If we envision the internet as an ocean, the Surface Web represents no more than the superficial waves flowing on top. The deep web, on the other hand, represents information that is deeply sunken and cannot be accessed by conventional search engines. The Deep Web contains a number of Darknets, that cannot also be indexed by conventional search engines, and special types of browsers , such as the Tor browser, or dedicated proxy servers are required to access them. The Tor network, or the Onion Router, is by far the most popular Darknet and is associated with activities that are considered illegal under many jurisdictions.
Throughout a study conducted by The Intelliag group in 2015, more than 1000 of websites on Tor were sampled and analyzed, concluding that 68% of activities taking place on these websites are illegal. Another study that analyzed 5000 onion domains in 2016, concluded that the most common usages of Tor’s hidden services are buying/selling drugs, distribution and download of pornography (whether child or other genres of pornography material), selling counterfeited documents/money and to a lesser extent buying/selling weapons.
A recently published paper presented a novel dataset for Tor active domains, that was referred to as “Darknet Usage Text Addresses” (DUTA), categorizing all activities taking place on the Tor network into 26 categories, which covered both legal and illegal activities, during the study’s sampling period.
Dataset Construction Procedure:
The DUTA was constructed using a specially customized web crawler that fetches onion domain pages via the Tor socket through port 80, i.e. using the HTTP protocol only. The customized web crawler is comprised of 70 worker threads that operate in a parallel fashion to fetch the HTML code of pages of onion domains. Each worker thread dives deep to the second level for each onion domain to collect as much data as possible rather than just collect only the content of index pages, as done by researchers in previous works. The crawler also searched for onion domain links on a number of popular Darknet services such as onion.city.
The researchers managed to reach more than 250,000 onion domains, yet only 7,000 were alive and the remainder were either down or not responding. Afterwards, the HTML content of every onion domain was coalesced into a single HTML page, yielding a single HTML file for every onion domain. 7,931 onion domains were surveyed using the customized browser for two complete months between May and July 2016.

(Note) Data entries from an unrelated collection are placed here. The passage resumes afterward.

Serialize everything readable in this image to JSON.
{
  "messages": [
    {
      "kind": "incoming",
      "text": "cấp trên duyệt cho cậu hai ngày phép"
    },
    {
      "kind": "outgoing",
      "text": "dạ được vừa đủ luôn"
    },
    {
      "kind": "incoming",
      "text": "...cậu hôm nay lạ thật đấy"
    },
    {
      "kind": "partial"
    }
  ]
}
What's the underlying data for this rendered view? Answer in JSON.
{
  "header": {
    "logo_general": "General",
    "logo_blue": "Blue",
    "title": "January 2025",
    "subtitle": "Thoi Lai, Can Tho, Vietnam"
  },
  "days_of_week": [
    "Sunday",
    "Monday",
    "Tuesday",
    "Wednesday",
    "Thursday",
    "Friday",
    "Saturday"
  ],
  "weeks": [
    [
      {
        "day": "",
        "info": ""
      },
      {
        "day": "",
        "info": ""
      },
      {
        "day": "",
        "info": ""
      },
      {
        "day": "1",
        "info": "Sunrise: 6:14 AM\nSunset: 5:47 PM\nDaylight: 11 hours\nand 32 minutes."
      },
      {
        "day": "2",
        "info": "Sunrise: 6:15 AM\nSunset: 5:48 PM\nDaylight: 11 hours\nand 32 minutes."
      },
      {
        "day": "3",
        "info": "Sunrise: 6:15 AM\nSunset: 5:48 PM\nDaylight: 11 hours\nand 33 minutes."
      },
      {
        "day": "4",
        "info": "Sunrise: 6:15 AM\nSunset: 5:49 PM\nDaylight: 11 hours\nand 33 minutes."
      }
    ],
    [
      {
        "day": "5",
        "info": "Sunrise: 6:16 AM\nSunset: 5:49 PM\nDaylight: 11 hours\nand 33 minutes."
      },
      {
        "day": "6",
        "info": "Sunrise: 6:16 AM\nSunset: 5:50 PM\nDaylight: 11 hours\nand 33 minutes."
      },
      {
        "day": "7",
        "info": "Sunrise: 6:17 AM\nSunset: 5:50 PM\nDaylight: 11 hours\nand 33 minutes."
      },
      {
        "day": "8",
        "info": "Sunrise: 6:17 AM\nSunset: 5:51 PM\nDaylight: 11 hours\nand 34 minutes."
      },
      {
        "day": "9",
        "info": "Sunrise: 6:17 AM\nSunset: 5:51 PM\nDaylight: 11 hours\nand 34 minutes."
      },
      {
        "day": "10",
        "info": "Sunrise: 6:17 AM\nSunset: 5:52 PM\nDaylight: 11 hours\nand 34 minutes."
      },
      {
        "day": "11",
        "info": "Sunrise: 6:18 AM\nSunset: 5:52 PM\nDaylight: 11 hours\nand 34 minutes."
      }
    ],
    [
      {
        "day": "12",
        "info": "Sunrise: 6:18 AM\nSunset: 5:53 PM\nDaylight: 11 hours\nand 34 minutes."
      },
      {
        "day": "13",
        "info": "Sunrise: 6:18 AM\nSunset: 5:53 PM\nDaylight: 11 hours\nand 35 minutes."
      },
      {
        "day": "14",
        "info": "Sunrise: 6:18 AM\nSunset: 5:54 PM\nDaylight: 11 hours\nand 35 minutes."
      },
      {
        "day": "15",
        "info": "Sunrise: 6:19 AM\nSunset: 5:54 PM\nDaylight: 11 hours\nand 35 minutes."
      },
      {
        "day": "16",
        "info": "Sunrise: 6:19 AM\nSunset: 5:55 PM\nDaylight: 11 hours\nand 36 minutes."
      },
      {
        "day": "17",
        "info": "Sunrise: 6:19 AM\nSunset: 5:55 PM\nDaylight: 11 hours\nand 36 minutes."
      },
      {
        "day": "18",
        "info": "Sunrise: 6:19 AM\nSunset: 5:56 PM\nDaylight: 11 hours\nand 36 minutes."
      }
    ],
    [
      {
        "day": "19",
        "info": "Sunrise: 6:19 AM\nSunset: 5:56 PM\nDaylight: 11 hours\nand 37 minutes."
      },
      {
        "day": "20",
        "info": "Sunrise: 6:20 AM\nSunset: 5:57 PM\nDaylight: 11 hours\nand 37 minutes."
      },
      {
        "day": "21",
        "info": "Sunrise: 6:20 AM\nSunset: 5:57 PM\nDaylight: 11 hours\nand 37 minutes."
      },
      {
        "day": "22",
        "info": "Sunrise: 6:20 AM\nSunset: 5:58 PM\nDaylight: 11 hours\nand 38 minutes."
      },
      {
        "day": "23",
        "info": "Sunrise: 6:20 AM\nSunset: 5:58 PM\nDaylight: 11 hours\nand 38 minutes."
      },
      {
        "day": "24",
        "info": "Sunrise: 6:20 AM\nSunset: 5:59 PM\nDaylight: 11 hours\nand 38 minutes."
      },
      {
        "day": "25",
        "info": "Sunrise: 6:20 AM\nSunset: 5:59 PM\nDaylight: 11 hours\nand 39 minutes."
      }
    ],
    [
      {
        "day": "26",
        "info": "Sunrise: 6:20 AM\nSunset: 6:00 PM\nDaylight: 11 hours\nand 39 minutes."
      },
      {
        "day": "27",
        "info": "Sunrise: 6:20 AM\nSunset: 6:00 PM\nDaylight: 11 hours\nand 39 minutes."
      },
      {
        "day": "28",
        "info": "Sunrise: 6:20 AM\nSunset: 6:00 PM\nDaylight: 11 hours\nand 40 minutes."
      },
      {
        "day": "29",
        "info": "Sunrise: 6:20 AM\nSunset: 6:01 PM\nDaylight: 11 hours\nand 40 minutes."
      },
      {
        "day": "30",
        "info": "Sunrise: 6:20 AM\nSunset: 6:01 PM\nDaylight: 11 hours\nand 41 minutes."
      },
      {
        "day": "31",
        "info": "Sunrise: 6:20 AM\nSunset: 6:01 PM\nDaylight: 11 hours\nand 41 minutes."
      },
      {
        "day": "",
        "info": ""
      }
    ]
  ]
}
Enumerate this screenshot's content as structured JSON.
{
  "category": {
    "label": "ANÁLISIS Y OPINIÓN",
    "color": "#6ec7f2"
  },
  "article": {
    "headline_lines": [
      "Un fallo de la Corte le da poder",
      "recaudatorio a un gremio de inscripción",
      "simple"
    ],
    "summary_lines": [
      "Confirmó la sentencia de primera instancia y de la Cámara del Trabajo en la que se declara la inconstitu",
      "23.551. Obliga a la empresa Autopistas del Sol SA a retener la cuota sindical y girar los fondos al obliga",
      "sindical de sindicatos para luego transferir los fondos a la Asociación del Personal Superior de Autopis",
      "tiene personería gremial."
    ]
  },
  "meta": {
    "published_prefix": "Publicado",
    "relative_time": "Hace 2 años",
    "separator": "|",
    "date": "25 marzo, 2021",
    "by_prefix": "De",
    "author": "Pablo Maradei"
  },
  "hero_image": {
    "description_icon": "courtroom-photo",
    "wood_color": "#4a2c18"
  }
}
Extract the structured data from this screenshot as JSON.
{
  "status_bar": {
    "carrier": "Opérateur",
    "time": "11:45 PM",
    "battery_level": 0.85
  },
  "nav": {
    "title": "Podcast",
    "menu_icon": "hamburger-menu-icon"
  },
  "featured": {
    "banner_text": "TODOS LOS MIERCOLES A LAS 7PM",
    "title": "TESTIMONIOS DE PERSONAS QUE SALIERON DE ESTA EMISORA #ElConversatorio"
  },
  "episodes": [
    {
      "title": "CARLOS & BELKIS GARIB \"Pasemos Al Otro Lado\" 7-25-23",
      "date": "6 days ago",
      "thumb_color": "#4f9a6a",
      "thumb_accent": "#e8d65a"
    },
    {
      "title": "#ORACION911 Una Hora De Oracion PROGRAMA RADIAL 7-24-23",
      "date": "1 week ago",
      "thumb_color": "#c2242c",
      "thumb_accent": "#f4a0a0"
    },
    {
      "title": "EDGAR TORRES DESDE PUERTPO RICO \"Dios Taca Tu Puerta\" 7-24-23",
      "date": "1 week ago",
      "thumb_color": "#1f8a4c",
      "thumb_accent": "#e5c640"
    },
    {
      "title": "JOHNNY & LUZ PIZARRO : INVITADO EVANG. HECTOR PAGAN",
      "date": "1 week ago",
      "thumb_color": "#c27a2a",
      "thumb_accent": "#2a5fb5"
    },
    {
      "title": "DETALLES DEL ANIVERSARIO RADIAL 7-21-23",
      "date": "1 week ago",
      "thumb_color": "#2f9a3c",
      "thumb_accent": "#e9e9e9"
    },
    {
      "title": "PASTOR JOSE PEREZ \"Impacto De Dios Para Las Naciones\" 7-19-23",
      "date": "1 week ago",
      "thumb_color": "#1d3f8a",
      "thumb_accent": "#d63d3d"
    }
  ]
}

Categorizing Activities On the Tor Network:
As shown via the below table, the researchers classified activities taking place on the Tor network into 26 categories, collectively referred to as DUTA classes. They labeled main classes and subclasses for legal and illegal activities. For instance, they divided “Counterfeit Personal Identification” into three subclasses; “Passport”, “Identity Card” and “Driving License”.
As “Counterfeit Personal Identification” represents a rather wide class of activities, it was divided into three main subclasses; “Counterfeit ID” which refers to forging governmental personal ID documents; “Counterfeit Money” which refers to fake currencies and “Counterfeit Credit Cards” which refers to fake cards, cloned market cards like eBay and Amazon and hacked payment processor accounts e.g. Paypal. Skrill…etc.
The “Services” class covers all legitimate services whether provided by individuals or businesses. The “Down” class refers to errors that were returned by domains when the crawler attempted to access them e.g. database errors.
The “Empty” class included websites with very short amount of text (less than 5 words), websites with images only, websites that include unreadable text and pages that include ransomware, or the Cryptolocker pages.
The “Locked” class includes onion domains that require entering a CAPTCHA or log-in credentials to access them. The “People” class covered pages that included works, personal information or projects. If a page fitted into more than one class, it was labeled on the basis of its main content. For instance, the “Forum” label was assigned to multi-topic forums, unless the entire forum was centered upon a single topic, e.g. a forum about hacking was put under the “Hacking” class instead of “Forum”.
The “Marketplace” class was categorized into “Black” and “White”; the “Black” subclass included sites that sold drugs, counterfeit services and weapons, while the “White” subclass included legal sites that sold clothes, mobile phones….etc.
As the DUTA classification was done manually, the researchers discovered several forums on the Tor network that contained pages that are all related to a single class, i.e. a forum centered upon child pornography was found including around 800 pages of text, so it was split into single samples that represent a single forum page, then they were added to the dataset.